İnsan sosyal bir varlıktır ve çevresiyle etkileşim içerisinde olmak durumundadır. Kişinin içerisinde bulunduğu sosyal çevresi kişiyi pek çok yönden şekillendirmektedir. Çevremizde duygu ve düşüncelerini rahatlıkla ifade edebilen, kendi hakkını koruyup bunu savunabilen hatta çevresini ikna edip diğer insanları manipüle edebilen kişiler görmekteyiz. Bununla birlikte aşırı duygusal, empatik ve daha çok içe dönük insanların da varlığı hiç azımsanmayacak düzeydedir.
Bu kişiler sürekli herkesi kendileri gibi gördüklerini, bu yüzden çok fazla haksızlığa uğradıklarını, yaralandıklarını ve yıprandıklarını dile getirmektedirler. Mutsuzluklarını ve üzüntülerini daha yoğun ve daha derinlerde yaşarlar.
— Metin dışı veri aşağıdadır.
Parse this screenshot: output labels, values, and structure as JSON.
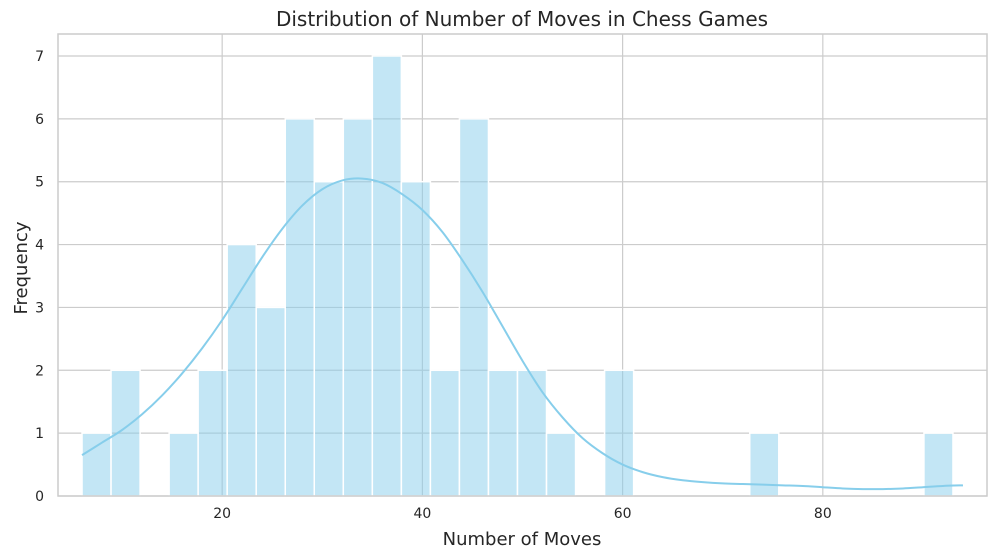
{
  "chart_data": {
    "type": "bar",
    "title": "Distribution of Number of Moves in Chess Games",
    "xlabel": "Number of Moves",
    "ylabel": "Frequency",
    "xlim": [
      3.6,
      96.4
    ],
    "ylim": [
      0,
      7.35
    ],
    "x_ticks": [
      20,
      40,
      60,
      80
    ],
    "y_ticks": [
      0,
      1,
      2,
      3,
      4,
      5,
      6,
      7
    ],
    "grid": true,
    "bins": [
      {
        "start": 6.0,
        "end": 8.9,
        "count": 1
      },
      {
        "start": 8.9,
        "end": 11.8,
        "count": 2
      },
      {
        "start": 11.8,
        "end": 14.7,
        "count": 0
      },
      {
        "start": 14.7,
        "end": 17.6,
        "count": 1
      },
      {
        "start": 17.6,
        "end": 20.5,
        "count": 2
      },
      {
        "start": 20.5,
        "end": 23.4,
        "count": 4
      },
      {
        "start": 23.4,
        "end": 26.3,
        "count": 3
      },
      {
        "start": 26.3,
        "end": 29.2,
        "count": 6
      },
      {
        "start": 29.2,
        "end": 32.1,
        "count": 5
      },
      {
        "start": 32.1,
        "end": 35.0,
        "count": 6
      },
      {
        "start": 35.0,
        "end": 37.9,
        "count": 7
      },
      {
        "start": 37.9,
        "end": 40.8,
        "count": 5
      },
      {
        "start": 40.8,
        "end": 43.7,
        "count": 2
      },
      {
        "start": 43.7,
        "end": 46.6,
        "count": 6
      },
      {
        "start": 46.6,
        "end": 49.5,
        "count": 2
      },
      {
        "start": 49.5,
        "end": 52.4,
        "count": 2
      },
      {
        "start": 52.4,
        "end": 55.3,
        "count": 1
      },
      {
        "start": 55.3,
        "end": 58.2,
        "count": 0
      },
      {
        "start": 58.2,
        "end": 61.1,
        "count": 2
      },
      {
        "start": 61.1,
        "end": 64.0,
        "count": 0
      },
      {
        "start": 64.0,
        "end": 66.9,
        "count": 0
      },
      {
        "start": 66.9,
        "end": 69.8,
        "count": 0
      },
      {
        "start": 69.8,
        "end": 72.7,
        "count": 0
      },
      {
        "start": 72.7,
        "end": 75.6,
        "count": 1
      },
      {
        "start": 75.6,
        "end": 78.5,
        "count": 0
      },
      {
        "start": 78.5,
        "end": 81.4,
        "count": 0
      },
      {
        "start": 81.4,
        "end": 84.3,
        "count": 0
      },
      {
        "start": 84.3,
        "end": 87.2,
        "count": 0
      },
      {
        "start": 87.2,
        "end": 90.1,
        "count": 0
      },
      {
        "start": 90.1,
        "end": 93.0,
        "count": 1
      }
    ],
    "kde": {
      "x": [
        6,
        8,
        10,
        12,
        14,
        16,
        18,
        20,
        22,
        24,
        26,
        28,
        30,
        32,
        34,
        36,
        38,
        40,
        42,
        44,
        46,
        48,
        50,
        52,
        54,
        56,
        58,
        60,
        62,
        64,
        66,
        68,
        70,
        72,
        74,
        76,
        78,
        80,
        82,
        84,
        86,
        88,
        90,
        92,
        94
      ],
      "y": [
        0.65,
        0.85,
        1.05,
        1.3,
        1.6,
        1.95,
        2.35,
        2.8,
        3.3,
        3.8,
        4.25,
        4.62,
        4.88,
        5.02,
        5.05,
        4.98,
        4.8,
        4.55,
        4.2,
        3.75,
        3.25,
        2.7,
        2.15,
        1.65,
        1.25,
        0.92,
        0.68,
        0.5,
        0.38,
        0.3,
        0.25,
        0.22,
        0.2,
        0.19,
        0.18,
        0.17,
        0.16,
        0.14,
        0.12,
        0.11,
        0.11,
        0.12,
        0.14,
        0.16,
        0.17
      ]
    },
    "colors": {
      "bar_fill": "#87ceeb",
      "bar_opacity": 0.5,
      "kde_line": "#87ceeb",
      "grid": "#cccccc",
      "spine": "#cccccc"
    }
  }
}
Çevrelerinde kendilerini anlayabilecek ve dinleyebilecek pek az insan olduğu için genelde hislerini ve duygularını tam manasıyla paylaşamazlar. Çevreleri tarafından da fazlasıyla ketum olarak nitelendirilirler. Duygu durumlarında ani iniş ve çıkışlar pek az görülmektedir. Hislerini çevreleriyle paylaşırken zorlanırlar, ya da tam anlamıyla ifade edemezler. İçlerine atmayı tercih ettikleri için gerilim ve hassasiyet düzeylerinin iyice arttığı söylenebilir. Hassas kalplere sahip bu hassas insanları gelin yakından tanıyalım.
Hassas insanlar duygusal insanlardır. Her ne kadar bu hassas yanlarını zayıflık olup gizlemeye çalışsalar da maalesef pek başarılı olamazlar. Çünkü fazlasıyla naif, fazlasıyla ince ruhlu bireylerdir. Aslına bakarsak bu özellikler sorun dahi değildir, aksine insani bir yandır. Bu kişiler istemeden verirler, söylenmeden yaparlar. Pek çok şeyi kendilerine görev addederler. Mutsuz birini gördüklerinde sempati duyarlar, o kişinin dertleriyle dertlenir yarasına merhem olmaya çalışırlar. Tabiri caizse “dert babası olarak” görülürler. Yaptıkları fedakârlıklar genelde görevleri haline gelir ve bu durumu bile karşısındaki insanlar kırılmasın diye söyleyemezler ve bu süreci istemeseler de devam ettirmek durumunda kalırlar çoğu zaman. Artık bu durum katlanılamaz seviyeye gelip durumu karşı tarafa aktardıkları zaman ise hiç ummadıkları bir tepkiyle karşılaşır ve kendisini daha kötü hisseder. Çünkü karşı taraf bu kişiye “artık sen değiştin, eskisi gibi değilsin” suçlamasını yöneltir. Hiç hak etmediği şekilde bu algıyla karşılaşan hassas kalpler kötü bir şey yaptığını, karşısındaki kişiyi üzdüğünü düşünerek daha fazla boyun eğmeye ve daha fazla fedakârlık yapmaya devam edecektir. Karşısındaki kişiyi üzüp onu kaybetmek en son isteyeceği şeydir. Hâlbuki kaybettiği şey aslında kurtulduğudur. Bu durumu kavrayamaz ve alttan almaya devam eder.
Hassas kalplerin hayatlarında değişiklik yapmak pek kolay değildir. Çoğu zaman rutinlerine sıkı sıkıya bağlıdırlar. Değişime karşı aşırı direnç sergilerler. Belirsizlikten hoşlanmadıkları için mevcut durumdan rahatsız olsalar dahi görmezden gelebilmektedirler ya da durumu kabullenmek durumunda kalabilmektedirler.
Hassas kalpler çok sabırlı kişilerdir. Çevresi tarafından yanlış anlama kaygısı ve korkusu yaşadıklarını için duygularını ve düşünceleri pat diye söyleyemezler ve zaten ziyadesiyle kabarık olan iç dünyalarına atarlar. Yarım kalmış duygu ve düşüncelerle iyice kabaran iç dünyaları bu yoğun gerilim sonrası hiç olmadık yerde, en ufak bir boşlukta patlayacak, kişiye ve çevresine daha fazla zarar verecektir. Tıpkı gerilen bir yayın bir anda fırlaması gibi. Bununla birlikte ifade edilemeyen duygu ve düşünceleri zihin ne kadar bastırmaya çalışsa da bedenimiz bunu psikosomatik belirtiler dediğimiz “yoğun baş ağrısı, mide ağrısı” gibi semptomlarla kendisini dışarı vuracaktır.